A posse de coisas - estados pelos quais uma pessoa se identifica, por meio dos quais mede seu valor aos olhos da sociedade e do ambiente imediato, o obriga a concentrar suas emoções nas coisas.

O consumo se tornou a principal forma de entretenimento cultural na sociedade americana, e visitar o shopping (um enorme mercado de bens de consumo supermoderno) é a forma mais importante de passatempo. O próprio processo de compra torna-se um ato de autoafirmação, uma confirmação da utilidade social e tem um efeito terapêutico para muitos, é calmante. Aqueles que não podem comprar se sentem socialmente desfavorecidos.

Em saberbahs durante o fim de semana você pode ver as vendas de garagem nos gramados em frente às casas. Os donos da casa vendem coisas de que não precisam. Muitas coisas são vendidas da mesma forma em que foram compradas, em embalagens fechadas. Isso é o resultado de uma "farra de compras", compras feitas não por necessidade, mas uma demonstração de que o sucesso foi alcançado, que "a vida é boa".

A profecia do iluminista Saint-Simon "o poder sobre as pessoas será substituído pelo poder sobre as coisas" não se concretizou: o poder das pessoas sobre o mundo material foi substituído pelo poder das coisas sobre o mundo humano.

Na época de Saint-Simon, a pobreza era generalizada e parecia que apenas o bem-estar material criaria o alicerce sobre o qual uma casa foi construída, uma vida plena digna de uma pessoa. Mas a casa não foi construída, apenas uma fundação foi construída com uma montanha de coisas nela, e o próprio dono cuida de suas coisas, mora dentro do depósito e protege o que poderia acumular enquanto não tinha onde morar. Como diz o provérbio, "Compre até cair", compre até cair de exaustão.

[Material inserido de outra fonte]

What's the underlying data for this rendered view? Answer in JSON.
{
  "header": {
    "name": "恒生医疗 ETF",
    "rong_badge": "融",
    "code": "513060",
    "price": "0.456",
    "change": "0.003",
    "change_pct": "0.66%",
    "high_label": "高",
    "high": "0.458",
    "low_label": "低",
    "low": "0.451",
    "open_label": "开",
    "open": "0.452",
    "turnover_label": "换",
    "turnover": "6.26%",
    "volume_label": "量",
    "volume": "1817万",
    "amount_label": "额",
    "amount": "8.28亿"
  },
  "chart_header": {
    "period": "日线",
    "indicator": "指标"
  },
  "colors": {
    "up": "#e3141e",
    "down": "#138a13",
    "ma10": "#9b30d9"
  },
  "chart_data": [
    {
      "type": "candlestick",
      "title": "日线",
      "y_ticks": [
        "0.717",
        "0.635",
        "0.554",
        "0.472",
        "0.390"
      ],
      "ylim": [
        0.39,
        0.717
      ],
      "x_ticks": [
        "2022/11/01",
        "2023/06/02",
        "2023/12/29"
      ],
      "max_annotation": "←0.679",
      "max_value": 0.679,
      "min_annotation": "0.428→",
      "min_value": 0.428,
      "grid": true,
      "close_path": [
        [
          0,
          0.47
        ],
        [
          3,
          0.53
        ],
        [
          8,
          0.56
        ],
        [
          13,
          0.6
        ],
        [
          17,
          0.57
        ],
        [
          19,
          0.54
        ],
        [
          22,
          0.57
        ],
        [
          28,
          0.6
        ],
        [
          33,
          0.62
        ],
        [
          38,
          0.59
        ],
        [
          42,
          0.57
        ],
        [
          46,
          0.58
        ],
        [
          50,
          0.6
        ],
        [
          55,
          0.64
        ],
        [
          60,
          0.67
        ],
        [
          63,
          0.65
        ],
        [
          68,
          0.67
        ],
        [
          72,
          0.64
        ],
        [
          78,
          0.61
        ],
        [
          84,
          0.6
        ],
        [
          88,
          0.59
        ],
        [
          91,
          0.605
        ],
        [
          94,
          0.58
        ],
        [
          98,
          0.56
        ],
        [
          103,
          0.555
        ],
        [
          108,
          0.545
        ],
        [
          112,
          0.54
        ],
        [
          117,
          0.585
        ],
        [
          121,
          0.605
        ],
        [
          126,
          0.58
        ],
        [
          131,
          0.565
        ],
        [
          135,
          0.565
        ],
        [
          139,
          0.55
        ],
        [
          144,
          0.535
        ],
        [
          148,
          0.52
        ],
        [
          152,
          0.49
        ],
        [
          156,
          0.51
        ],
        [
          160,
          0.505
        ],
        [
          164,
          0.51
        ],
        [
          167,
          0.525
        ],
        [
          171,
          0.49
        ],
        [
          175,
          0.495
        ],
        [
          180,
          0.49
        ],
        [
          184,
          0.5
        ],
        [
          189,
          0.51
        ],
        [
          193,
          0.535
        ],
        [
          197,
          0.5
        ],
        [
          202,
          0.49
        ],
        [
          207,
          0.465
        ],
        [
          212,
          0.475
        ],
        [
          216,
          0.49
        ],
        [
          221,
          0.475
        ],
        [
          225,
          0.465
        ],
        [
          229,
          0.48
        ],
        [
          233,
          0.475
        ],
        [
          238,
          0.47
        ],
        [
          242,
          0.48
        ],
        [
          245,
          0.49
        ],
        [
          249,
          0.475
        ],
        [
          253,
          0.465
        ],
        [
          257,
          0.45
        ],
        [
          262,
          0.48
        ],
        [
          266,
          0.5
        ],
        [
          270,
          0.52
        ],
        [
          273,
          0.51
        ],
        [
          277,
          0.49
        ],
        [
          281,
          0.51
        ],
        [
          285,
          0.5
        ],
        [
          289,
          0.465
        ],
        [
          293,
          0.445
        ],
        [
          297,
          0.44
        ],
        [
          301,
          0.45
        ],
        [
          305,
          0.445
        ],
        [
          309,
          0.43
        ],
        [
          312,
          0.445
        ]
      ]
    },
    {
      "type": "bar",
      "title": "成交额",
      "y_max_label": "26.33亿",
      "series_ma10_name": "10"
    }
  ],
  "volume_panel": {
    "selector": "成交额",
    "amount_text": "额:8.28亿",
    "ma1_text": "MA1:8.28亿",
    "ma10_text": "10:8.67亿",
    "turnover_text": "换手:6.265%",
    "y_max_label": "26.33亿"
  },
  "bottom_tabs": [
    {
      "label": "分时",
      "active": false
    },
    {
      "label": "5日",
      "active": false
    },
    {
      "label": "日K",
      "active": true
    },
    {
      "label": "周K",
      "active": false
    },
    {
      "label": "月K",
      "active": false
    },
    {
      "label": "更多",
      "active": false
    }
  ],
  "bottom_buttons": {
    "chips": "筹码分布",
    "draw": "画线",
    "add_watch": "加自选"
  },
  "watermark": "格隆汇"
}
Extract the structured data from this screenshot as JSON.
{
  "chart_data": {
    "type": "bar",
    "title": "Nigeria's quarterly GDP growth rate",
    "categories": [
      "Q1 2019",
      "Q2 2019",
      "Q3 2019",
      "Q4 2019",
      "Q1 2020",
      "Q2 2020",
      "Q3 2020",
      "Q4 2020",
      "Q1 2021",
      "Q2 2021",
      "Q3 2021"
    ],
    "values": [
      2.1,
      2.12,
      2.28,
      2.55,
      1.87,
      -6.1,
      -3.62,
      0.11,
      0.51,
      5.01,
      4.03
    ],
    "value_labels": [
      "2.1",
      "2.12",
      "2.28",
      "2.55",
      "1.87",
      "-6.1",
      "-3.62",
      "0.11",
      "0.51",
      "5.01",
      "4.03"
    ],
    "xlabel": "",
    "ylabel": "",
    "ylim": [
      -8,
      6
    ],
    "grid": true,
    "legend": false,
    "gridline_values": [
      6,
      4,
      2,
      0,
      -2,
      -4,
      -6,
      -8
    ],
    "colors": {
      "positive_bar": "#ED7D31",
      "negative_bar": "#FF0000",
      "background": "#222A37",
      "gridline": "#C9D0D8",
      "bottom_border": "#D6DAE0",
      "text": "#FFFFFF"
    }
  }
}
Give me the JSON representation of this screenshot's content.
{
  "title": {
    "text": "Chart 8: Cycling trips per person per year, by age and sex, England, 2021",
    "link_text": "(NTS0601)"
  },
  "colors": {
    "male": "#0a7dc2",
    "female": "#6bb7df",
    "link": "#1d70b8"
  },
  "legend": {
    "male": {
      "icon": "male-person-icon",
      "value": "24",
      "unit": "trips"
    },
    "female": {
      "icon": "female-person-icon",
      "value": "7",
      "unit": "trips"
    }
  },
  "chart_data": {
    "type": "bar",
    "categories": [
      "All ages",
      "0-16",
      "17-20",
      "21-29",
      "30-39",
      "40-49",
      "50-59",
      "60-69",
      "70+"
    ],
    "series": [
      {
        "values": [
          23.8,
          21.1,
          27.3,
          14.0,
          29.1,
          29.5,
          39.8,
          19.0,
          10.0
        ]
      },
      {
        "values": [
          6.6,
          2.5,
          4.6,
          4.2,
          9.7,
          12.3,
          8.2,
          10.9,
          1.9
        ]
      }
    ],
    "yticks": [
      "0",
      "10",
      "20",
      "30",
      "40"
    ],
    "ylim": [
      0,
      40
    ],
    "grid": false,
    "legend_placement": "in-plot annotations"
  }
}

“O americano está rodeado de uma infinidade de coisas que facilitam a vida de um europeu que um europeu só pode sonhar e, ao mesmo tempo, todo este conforto material. e toda a sua vida é desprovida de conteúdo espiritual, emocional e estético (Harold Steers).

Mas o espiritual, o emocional, o estético não são uma prioridade em uma cultura materialista, eles não são procurados em massa. As instituições da sociedade de consumo, incutindo o valor das impressões de uma nova experiência, "nova experiência", da posse de coisas novas, criam uma nova cultura de vida, na qual não se valorizam as qualidades das pessoas, coisas, acontecimentos, e sua mudança constante.

As coisas no sistema de consumo devem ter vida curta, depois de um único uso devem ser jogadas fora, corporificando o princípio do Progresso: o novo é melhor que o velho.

O mundo das coisas que ocupou todo o espaço da vida humana dita as formas de relacionamento entre as pessoas.

Este é um mundo onde a comunicação direta é substituída pela comunicação através das coisas, através das coisas, entre as quais a própria pessoa não é mais do que uma coisa entre outras coisas … E, como diz a defesa do consumo, para desfrutar de todas as riquezas da vida, "trabalhe mais para comprar mais".